Quotations

Paul Erdős


View the biography of Paul Erdős


Mathematics is not yet ready for such problems.
In reference to Collatz's problem, attributed by Paul Halmos.
The American Mathematical Monthly, Nov. 1992
Why are numbers beautiful? It's like asking why is Beethoven's Ninth Symphony beautiful. If you don't see why, someone can't tell you. I know numbers are beautiful. If they aren't beautiful, nothing is.
Television is something the Russians invented to destroy American education.
Why are you a physicist? Why aren't you a mathematician?
I cannot compute Cm for m > 3. This may be due to old age, stupidity, and laziness.
Property is a nuisance.
The purpose of life is to prove and to conjecture.
There'll be plenty of time to rest in the grave.
Quoted in D MacHale, Comic Sections (Dublin 1993)
My mother said, "Even you, Paul, can be in only one place at one time." Maybe soon I will be relieved of this disadvantage.
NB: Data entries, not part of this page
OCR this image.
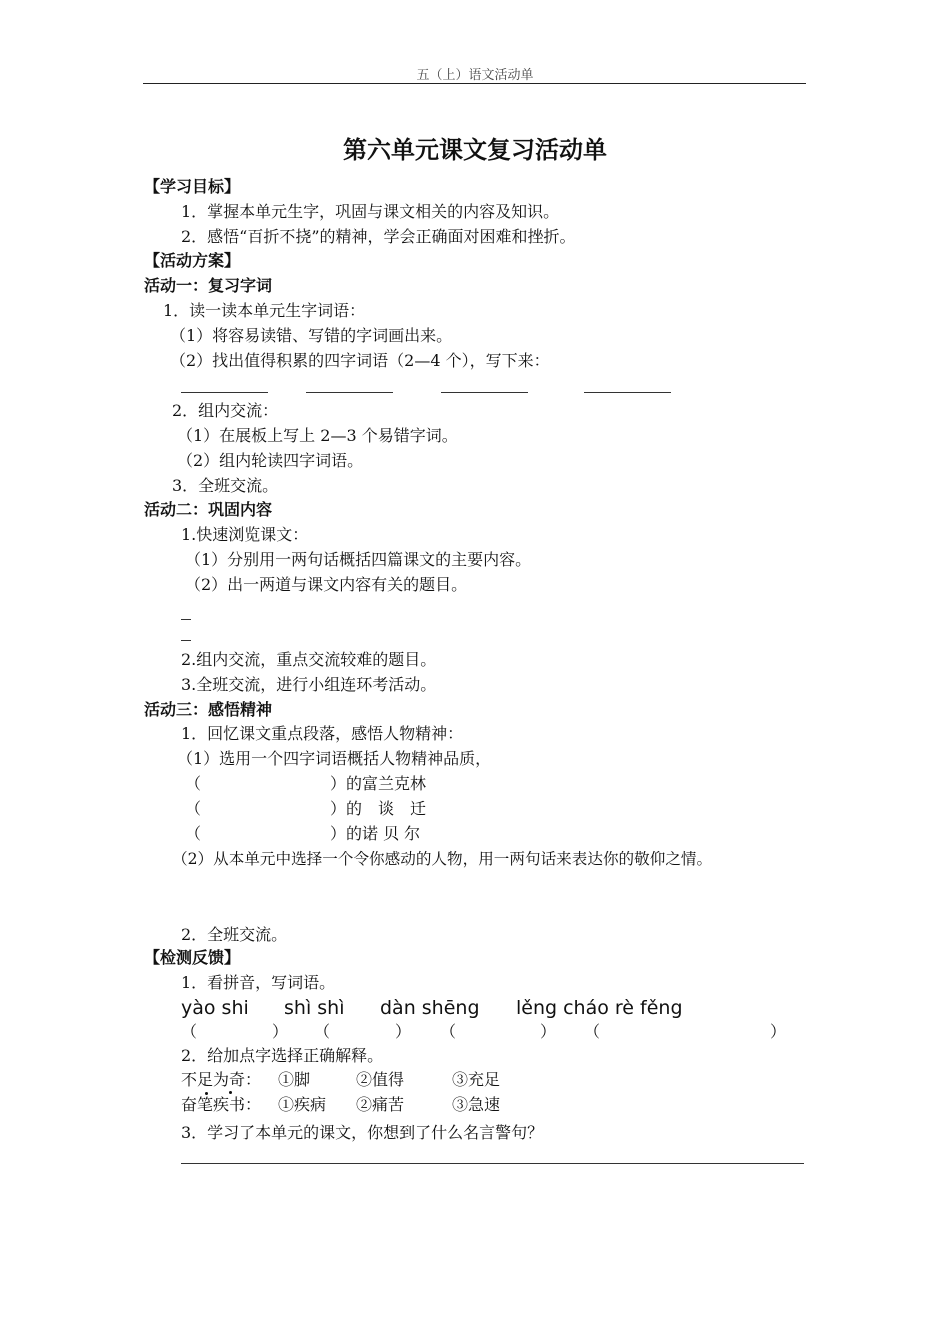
五（上）语文活动单
第六单元课文复习活动单
【学习目标】
1．掌握本单元生字，巩固与课文相关的内容及知识。
2．感悟“百折不挠”的精神，学会正确面对困难和挫折。
【活动方案】
活动一：复习字词
1．读一读本单元生字词语：
（1）将容易读错、写错的字词画出来。
（2）找出值得积累的四字词语（2—4 个），写下来：
2．组内交流：
（1）在展板上写上 2—3 个易错字词。
（2）组内轮读四字词语。
3．全班交流。
活动二：巩固内容
1.快速浏览课文：
（1）分别用一两句话概括四篇课文的主要内容。
（2）出一两道与课文内容有关的题目。
2.组内交流，重点交流较难的题目。
3.全班交流，进行小组连环考活动。
活动三：感悟精神
1．回忆课文重点段落，感悟人物精神：
（1）选用一个四字词语概括人物精神品质，
（	）的富兰克林
（	）的　谈　迁
（	）的诺 贝 尔
（2）从本单元中选择一个令你感动的人物，用一两句话来表达你的敬仰之情。
2．全班交流。
【检测反馈】
1．看拼音，写词语。
yào shi shì shì dàn shēng lěng cháo rè fěng
（	） （	） （	） （	）
2．给加点字选择正确解释。
不足为奇： ①脚	②值得	③充足
奋笔疾书： ①疾病 ②痛苦	③急速
3．学习了本单元的课文，你想到了什么名言警句？
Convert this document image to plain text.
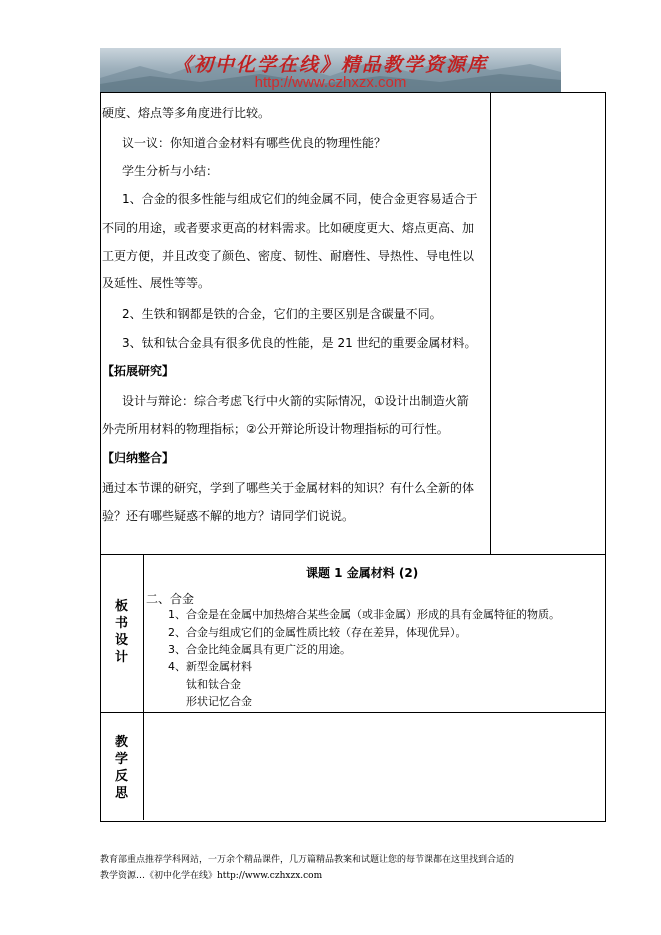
《初中化学在线》精品教学资源库
http://www.czhxzx.com
硬度、熔点等多角度进行比较。
议一议：你知道合金材料有哪些优良的物理性能？
学生分析与小结：
1、合金的很多性能与组成它们的纯金属不同，使合金更容易适合于
不同的用途，或者要求更高的材料需求。比如硬度更大、熔点更高、加
工更方便，并且改变了颜色、密度、韧性、耐磨性、导热性、导电性以
及延性、展性等等。
2、生铁和钢都是铁的合金，它们的主要区别是含碳量不同。
3、钛和钛合金具有很多优良的性能，是 21 世纪的重要金属材料。
【拓展研究】
设计与辩论：综合考虑飞行中火箭的实际情况，①设计出制造火箭
外壳所用材料的物理指标；②公开辩论所设计物理指标的可行性。
【归纳整合】
通过本节课的研究，学到了哪些关于金属材料的知识？有什么全新的体
验？还有哪些疑惑不解的地方？请同学们说说。
板
书
设
计
课题 1 金属材料 (2)
二、合金
1、合金是在金属中加热熔合某些金属（或非金属）形成的具有金属特征的物质。
2、合金与组成它们的金属性质比较（存在差异，体现优异）。
3、合金比纯金属具有更广泛的用途。
4、新型金属材料
钛和钛合金
形状记忆合金
教
学
反
思
教育部重点推荐学科网站，一万余个精品课件，几万篇精品教案和试题让您的每节课都在这里找到合适的
教学资源…《初中化学在线》http://www.czhxzx.com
Maybe, once I've left, I'll be able to be in many places at the same time. Maybe then I'll be able to collaborate with Archimedes and Euclid.
There are three signs of senility. The first sign is that a man forgets his theorems. The second sign is that he forgets to zip up. The third sign is that he forgets to zip down.
Every human activity, good or bad, except mathematics, must come to an end.
Here I am. My brain is open.
As an itinerant scholar, this was greeting he often gave, ready to collaborate, upon arrival at the home of any mathematician colleague.